OSIBAN 6 mg/6 ml IV inf. için kon. çöz. içeren flakon Klinik Özellikler

Ibandronik Asit }

Kas İskelet Sistemi > Kemik İlaçları > İbandronik Asit
Koçak Farma İlaç ve Kimya Sanayi A.Ş. | 20 January  2012

4.1. Terapötik endikasyonlar

OSİBAN;

- Kemik metastazlı meme kanseri hastalarındaki iskelet ile ilgili olayların (radyoterapi ve cerrahiyi gerektiren komplikasyonlar ve patolojik fraktür) önlenmesinde

4.2. Pozoloji ve uygulama şekli

OSİBAN tedavisi sadece kanser tedavisinde deneyimli doktorlar tarafından başlatılmalıdır. Intravenöz uygulama içindir. Tek kullanımlık içindir. Partikül içermeyen çözeltiler kullanılmalıdır.

Pozoloji:

Kemik Metastazlı Meme Kanseri Hastalarındaki İskelet ile İlgili Olayların Önlenmesi

Kemik metastazlı meme kanseri hastalarındaki iskelet ile ilgili olayların önlenmesi için önerilen doz, her 3-4 haftada bir verilen 6 mg intravenöz infüzyondur.

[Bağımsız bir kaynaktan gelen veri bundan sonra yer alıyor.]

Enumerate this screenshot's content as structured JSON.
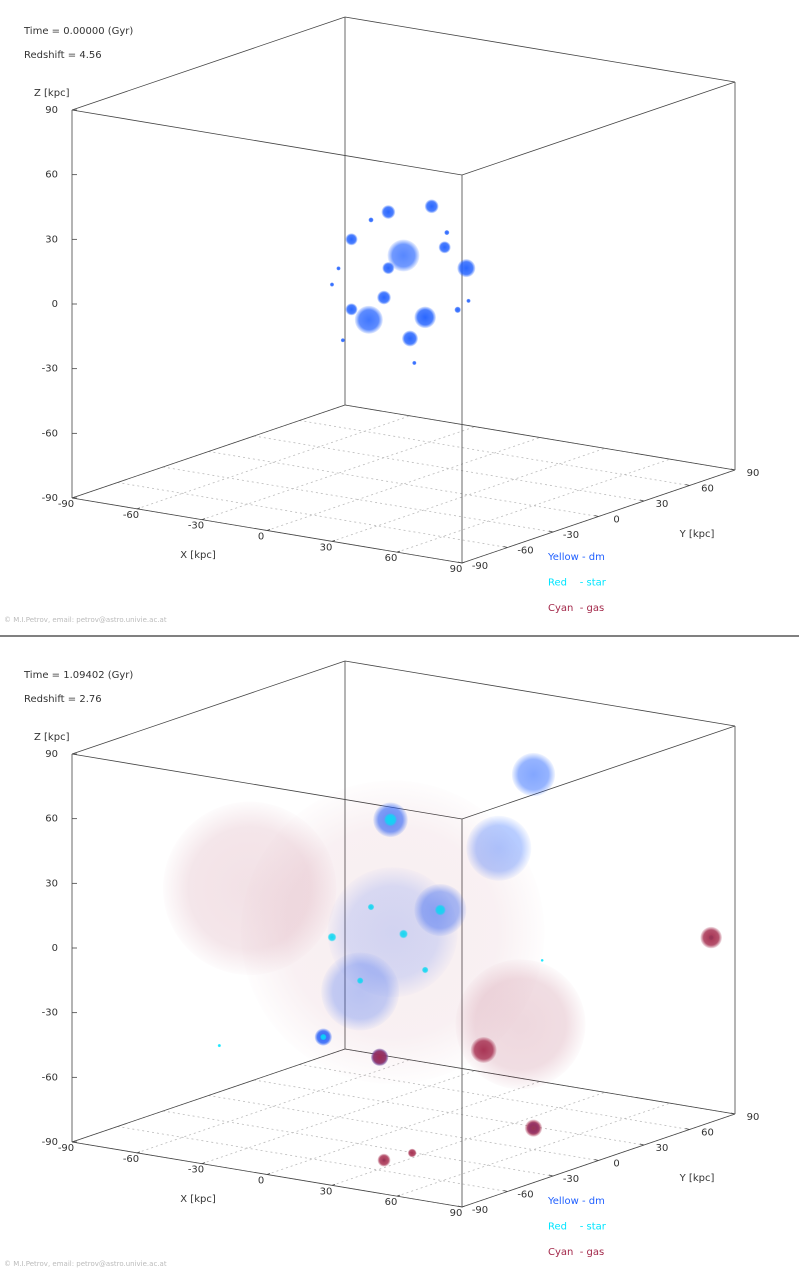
{
  "chart_data": [
    {
      "type": "scatter3d",
      "annotations": [
        "Time = 0.00000 (Gyr)",
        "Redshift = 4.56"
      ],
      "xlabel": "X [kpc]",
      "ylabel": "Y [kpc]",
      "zlabel": "Z [kpc]",
      "xlim": [
        -90,
        90
      ],
      "ylim": [
        -90,
        90
      ],
      "zlim": [
        -90,
        90
      ],
      "xticks": [
        -90,
        -60,
        -30,
        0,
        30,
        60,
        90
      ],
      "yticks": [
        -90,
        -60,
        -30,
        0,
        30,
        60,
        90
      ],
      "zticks": [
        -90,
        -60,
        -30,
        0,
        30,
        60,
        90
      ],
      "grid": true,
      "series": [
        {
          "name": "Yellow - dm",
          "color": "#1f5fff",
          "x": [
            0,
            -16,
            10,
            29,
            13,
            -7,
            -24,
            3,
            -24,
            19,
            -9,
            -7,
            -30,
            -28,
            5,
            25,
            20,
            -15,
            30,
            -33
          ],
          "y": [
            0,
            0,
            0,
            0,
            0,
            0,
            0,
            0,
            0,
            0,
            0,
            0,
            0,
            0,
            0,
            0,
            0,
            0,
            0,
            0
          ],
          "z": [
            16,
            -16.5,
            -11,
            15,
            41,
            35,
            19.5,
            -22,
            -13,
            23,
            -5,
            9,
            5,
            -28,
            -33,
            -5,
            30,
            30,
            0,
            -3
          ],
          "radius": [
            7.4,
            6.5,
            5,
            4.2,
            3.2,
            3.2,
            2.8,
            3.7,
            2.8,
            2.8,
            3.2,
            2.8,
            1,
            1,
            1,
            1.5,
            1.2,
            1.2,
            1,
            1
          ]
        },
        {
          "name": "Red    - star",
          "color": "#00e5ff",
          "x": [],
          "y": [],
          "z": [],
          "radius": []
        },
        {
          "name": "Cyan  - gas",
          "color": "#a3284a",
          "x": [],
          "y": [],
          "z": [],
          "radius": []
        }
      ],
      "footer": "© M.I.Petrov, email: petrov@astro.univie.ac.at"
    },
    {
      "type": "scatter3d",
      "annotations": [
        "Time = 1.09402 (Gyr)",
        "Redshift = 2.76"
      ],
      "xlabel": "X [kpc]",
      "ylabel": "Y [kpc]",
      "zlabel": "Z [kpc]",
      "xlim": [
        -90,
        90
      ],
      "ylim": [
        -90,
        90
      ],
      "zlim": [
        -90,
        90
      ],
      "xticks": [
        -90,
        -60,
        -30,
        0,
        30,
        60,
        90
      ],
      "yticks": [
        -90,
        -60,
        -30,
        0,
        30,
        60,
        90
      ],
      "zticks": [
        -90,
        -60,
        -30,
        0,
        30,
        60,
        90
      ],
      "grid": true,
      "series": [
        {
          "name": "Yellow - dm",
          "color": "#1f5fff",
          "x": [
            -5,
            -6,
            60,
            -37,
            17,
            -20,
            60,
            -11,
            30
          ],
          "y": [
            0,
            0,
            0,
            0,
            0,
            0,
            0,
            0,
            20
          ],
          "z": [
            0,
            52,
            84,
            -54,
            14,
            -30,
            -80,
            -59,
            40
          ],
          "radius": [
            30,
            8,
            10,
            4,
            12,
            18,
            3,
            4,
            15
          ]
        },
        {
          "name": "Red    - star",
          "color": "#00e5ff",
          "x": [
            79,
            60,
            33,
            -37,
            -6,
            -33,
            17,
            0,
            10,
            -15,
            -85,
            64,
            -20
          ],
          "y": [
            90,
            0,
            -60,
            0,
            0,
            0,
            0,
            0,
            0,
            0,
            0,
            0,
            0
          ],
          "z": [
            -10,
            -80,
            -85,
            -54,
            52,
            -7,
            14,
            0,
            -15,
            10,
            -66,
            -1.5,
            -25
          ],
          "radius": [
            1.2,
            1.2,
            0.8,
            1.5,
            3,
            2,
            2.5,
            2,
            1.5,
            1.5,
            0.8,
            0.7,
            1.5
          ]
        },
        {
          "name": "Cyan  - gas",
          "color": "#a3284a",
          "x": [
            -5,
            40,
            -50,
            79,
            60,
            33,
            46,
            37,
            -11
          ],
          "y": [
            0,
            20,
            -30,
            90,
            0,
            -60,
            -60,
            0,
            0
          ],
          "z": [
            0,
            -40,
            20,
            -10,
            -80,
            -85,
            -79.5,
            -47.6,
            -59
          ],
          "radius": [
            70,
            30,
            40,
            5,
            4,
            3,
            2,
            6,
            4
          ]
        }
      ],
      "footer": "© M.I.Petrov, email: petrov@astro.univie.ac.at"
    }
  ]
}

Tümörün neden olduğu hiperkalsemi tedavisi

Genel olarak, osteolitik kemik metastazı olan hastalar, hümoral tipte hiperkalsemisi olan hastalara göre daha düşük dozlara gereksinim

duymaktadırlar. Şiddetli hiperkalsemisi (albümine göre düzeltilmiş serum kalsiyumu* > 3 mmol/L veya > 12 mg/dL) olan çoğu hastada 4 mg’lık tek doz yeterlidir. Orta derecede hiperkalsemi olan hastalarda (albümine göre düzeltilmiş serum kalsiyumu < 3 mmol/L veya < 12 mg/dL) 2 mg etkili bir dozdur. Klinik çalışmalarda kullanılan en yüksek doz 6 mg olmuştur ancak bu doz etkinlik acısından ek bir fayda getirmez.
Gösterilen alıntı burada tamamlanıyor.